Com o que é que os atletas vão poder contar na 10.ª edição do Porto Santo Nature Trail e o que é que distingue o mesmo dos demais?
Os atletas presentes na 10ª edição do Porto Santo Nature Trail poderão contar com um percurso bonito, mas desafiante, que seguramente agradará a todos aqueles que nele se aventurarem, bem como o clima ameno e agradável que carateriza o Porto Santo.
Quanto ao que distingue esta prova das demais, só o facto de se realizar nesta magnífica ilha, já faz dela algo de completamente diferente de tudo o resto; mas alguns dos fatores que a diferenciam das demais, são por exemplo os primeiros 5km percorridos no areal da praia, e a meta a menos de 200 metros da mesma praia, que permite ao atleta um revigorante mergulho após concluir a sua prova. Os tipos de terreno e as paisagens sempre a mudar, quase a cada curva, também constituem uma das particularidades desta prova; mas temos ainda o facto de o percurso da prova de 45km atravessar um campo de golfe, e uma antiga pedreira onde se podem observar disjunções prismáticas perfeitas. No geral toda a envolvência da prova é particular e não deixará indiferente quem nela participar.Haverá alguma alteração no percurso comparativamente aos anos anteriores?
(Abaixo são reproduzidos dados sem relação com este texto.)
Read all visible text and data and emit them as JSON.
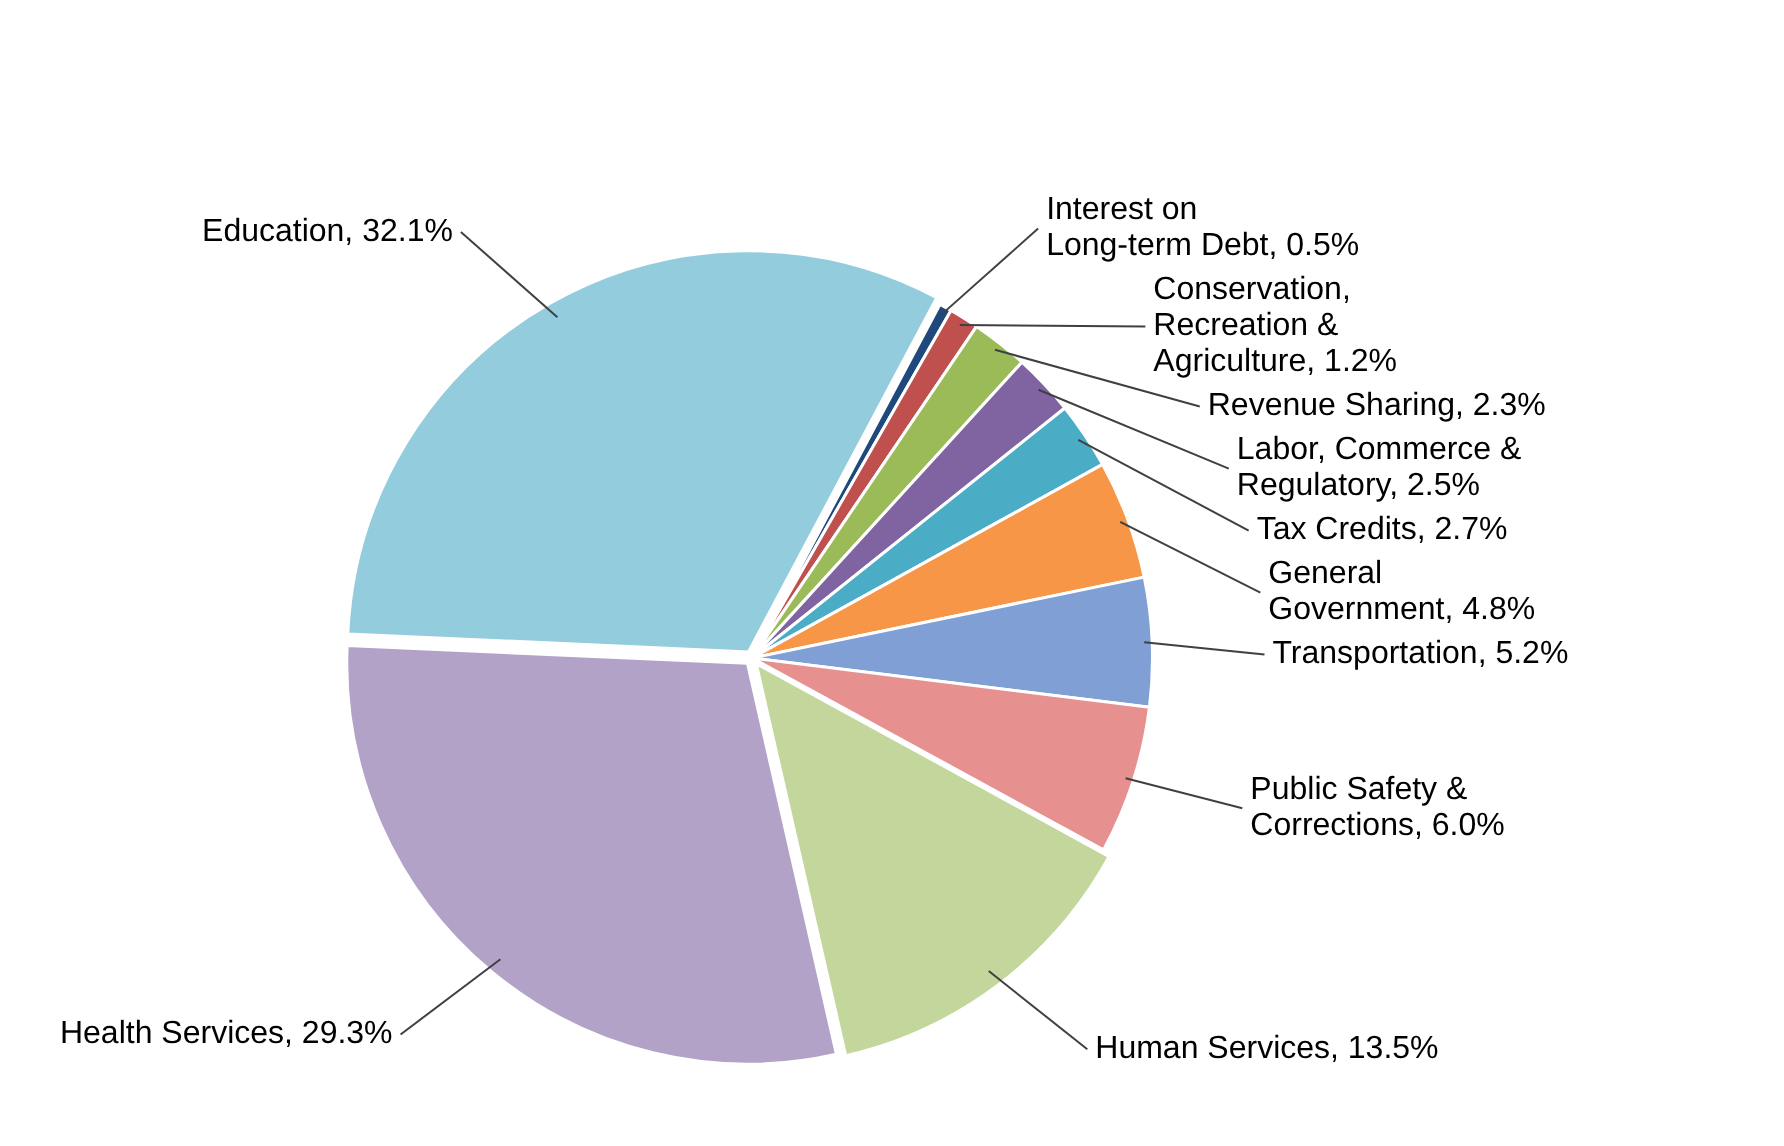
{
  "chart_data": {
    "type": "pie",
    "categories": [
      "Interest on Long-term Debt",
      "Conservation, Recreation & Agriculture",
      "Revenue Sharing",
      "Labor, Commerce & Regulatory",
      "Tax Credits",
      "General Government",
      "Transportation",
      "Public Safety & Corrections",
      "Human Services",
      "Health Services",
      "Education"
    ],
    "values": [
      0.5,
      1.2,
      2.3,
      2.5,
      2.7,
      4.8,
      5.2,
      6.0,
      13.5,
      29.3,
      32.1
    ],
    "colors": [
      "#1f497d",
      "#c0504d",
      "#9bbb59",
      "#8064a2",
      "#4bacc6",
      "#f79646",
      "#7f9fd5",
      "#e6908f",
      "#c3d69b",
      "#b3a2c7",
      "#93cddd"
    ],
    "value_labels": [
      "0.5%",
      "1.2%",
      "2.3%",
      "2.5%",
      "2.7%",
      "4.8%",
      "5.2%",
      "6.0%",
      "13.5%",
      "29.3%",
      "32.1%"
    ],
    "legend": false
  }
}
As principais alterações ao percurso foram já incluídas na edição do ano passado, com a retirada de algumas passagens em estrada, o prolongamento de percurso em algumas zonas, de forma a torná-lo mais cénico, e a principal alteração foi a inclusão da passagem pelo Pico Branco, que é o segundo mais alto da ilha com cerca de 450m de altitude, sendo um dos mais emblemáticos e talvez o mais bonito de todos os picos porto-santenses.
Apesar das alterações referidas acima, e de este ano não estarem previstas revisões de percurso, podem sempre existir alterações seja por impossibilidade de se passar em determinado local, devido a ocorrências naturais ou outros, ou por se encontrar eventualmente uma alternativa mais interessante em determinado ponto do percurso.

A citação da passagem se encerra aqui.